図表2は、図表1の集計年度(X軸)と温室効果ガスの排出量(Y軸)をフルスケールに戻し、2050年度の排出量をゼロと仮定して、それを破線の折れ線グラフで表したものです。

日本の温室効果ガス排出量(1990~2050年度)

「第一約束期間のマイナス6%」を日本はどうクリアしたか

1990年がグラフの起点となっているのは、COP3で「京都議定書」が採択された1997年に、温室効果ガスの削減目標の基準年を1990年に定めたことによります(一部の温室効果ガスの基準年は1995年としてもよいことになっています)。

ちなみに京都議定書では、日本に対し「温室効果ガスを2008年から2012年(第一約束期間)の間に、1990年比で6%削減すること」を規定していましたが、日本はその目標を実質的にはクリアすることができませんでした。ただし、他の国の排出削減量を日本政府がお金で買い取った分などを加えて、議定書上ではクリアしています。いわば外国での削減量のゲタをはかせてのクリアです。

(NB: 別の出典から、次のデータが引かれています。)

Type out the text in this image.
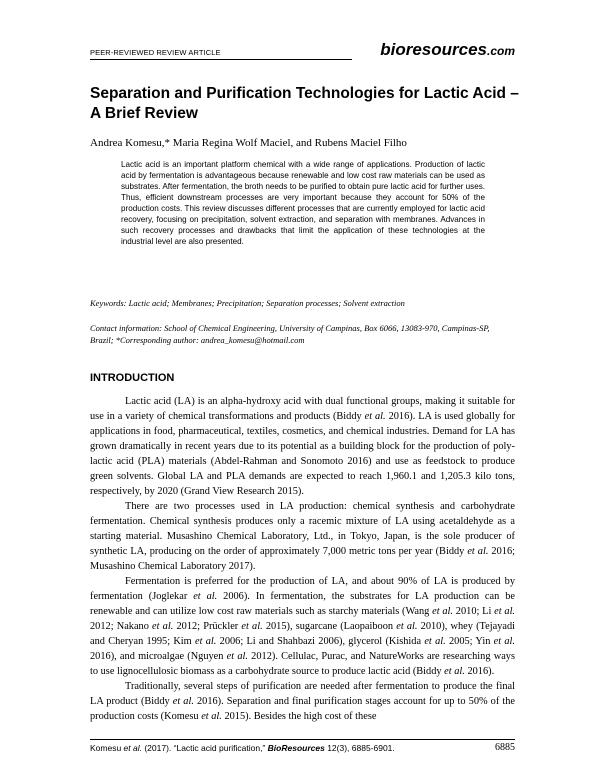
PEER-REVIEWED REVIEW ARTICLE	bioresources.com
Separation and Purification Technologies for Lactic Acid – A Brief Review

Andrea Komesu,* Maria Regina Wolf Maciel, and Rubens Maciel Filho

Lactic acid is an important platform chemical with a wide range of applications. Production of lactic acid by fermentation is advantageous because renewable and low cost raw materials can be used as substrates. After fermentation, the broth needs to be purified to obtain pure lactic acid for further uses. Thus, efficient downstream processes are very important because they account for 50% of the production costs. This review discusses different processes that are currently employed for lactic acid recovery, focusing on precipitation, solvent extraction, and separation with membranes. Advances in such recovery processes and drawbacks that limit the application of these technologies at the industrial level are also presented.

Keywords: Lactic acid; Membranes; Precipitation; Separation processes; Solvent extraction

Contact information: School of Chemical Engineering, University of Campinas, Box 6066, 13083-970, Campinas-SP, Brazil; *Corresponding author: andrea_komesu@hotmail.com

INTRODUCTION

Lactic acid (LA) is an alpha-hydroxy acid with dual functional groups, making it suitable for use in a variety of chemical transformations and products (Biddy et al. 2016). LA is used globally for applications in food, pharmaceutical, textiles, cosmetics, and chemical industries. Demand for LA has grown dramatically in recent years due to its potential as a building block for the production of poly-lactic acid (PLA) materials (Abdel-Rahman and Sonomoto 2016) and use as feedstock to produce green solvents. Global LA and PLA demands are expected to reach 1,960.1 and 1,205.3 kilo tons, respectively, by 2020 (Grand View Research 2015).

There are two processes used in LA production: chemical synthesis and carbohydrate fermentation. Chemical synthesis produces only a racemic mixture of LA using acetaldehyde as a starting material. Musashino Chemical Laboratory, Ltd., in Tokyo, Japan, is the sole producer of synthetic LA, producing on the order of approximately 7,000 metric tons per year (Biddy et al. 2016; Musashino Chemical Laboratory 2017).

Fermentation is preferred for the production of LA, and about 90% of LA is produced by fermentation (Joglekar et al. 2006). In fermentation, the substrates for LA production can be renewable and can utilize low cost raw materials such as starchy materials (Wang et al. 2010; Li et al. 2012; Nakano et al. 2012; Prückler et al. 2015), sugarcane (Laopaiboon et al. 2010), whey (Tejayadi and Cheryan 1995; Kim et al. 2006; Li and Shahbazi 2006), glycerol (Kishida et al. 2005; Yin et al. 2016), and microalgae (Nguyen et al. 2012). Cellulac, Purac, and NatureWorks are researching ways to use lignocellulosic biomass as a carbohydrate source to produce lactic acid (Biddy et al. 2016).

Traditionally, several steps of purification are needed after fermentation to produce the final LA product (Biddy et al. 2016). Separation and final purification stages account for up to 50% of the production costs (Komesu et al. 2015). Besides the high cost of these

Komesu et al. (2017). “Lactic acid purification,” BioResources 12(3), 6885-6901.	6885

なお、グラフの中の2030年の削減目標数値は、2015年7月に安倍前政権が国連気候変動枠組条約事務局に提出した「日本の約束草案」の「2030年度の温室効果ガス削減目標を2013年度比26%減とする(約10億4000万トン)」をそのままグラフ上にプロットしたものです。菅政権が新たな数値目標を提出するまで、国際社会ではこの数値が「日本の約束」となります。

また、菅首相も所信表明演説で温暖化ガスの「実質ゼロ」という言い方をされたように、温室効果ガスを排出した量から吸収源活動(森林吸収源対策、農地管理・牧草地管理・都市緑化活動)によって温室効果ガスを吸収した量を引いて算定することが国際的に認められています。ちなみに2018年度の吸収源活動による吸収量は5590万トン、排出量比で4.5%となっていますが、図表1・図表2ともその吸収分はグラフ上に反映させていません。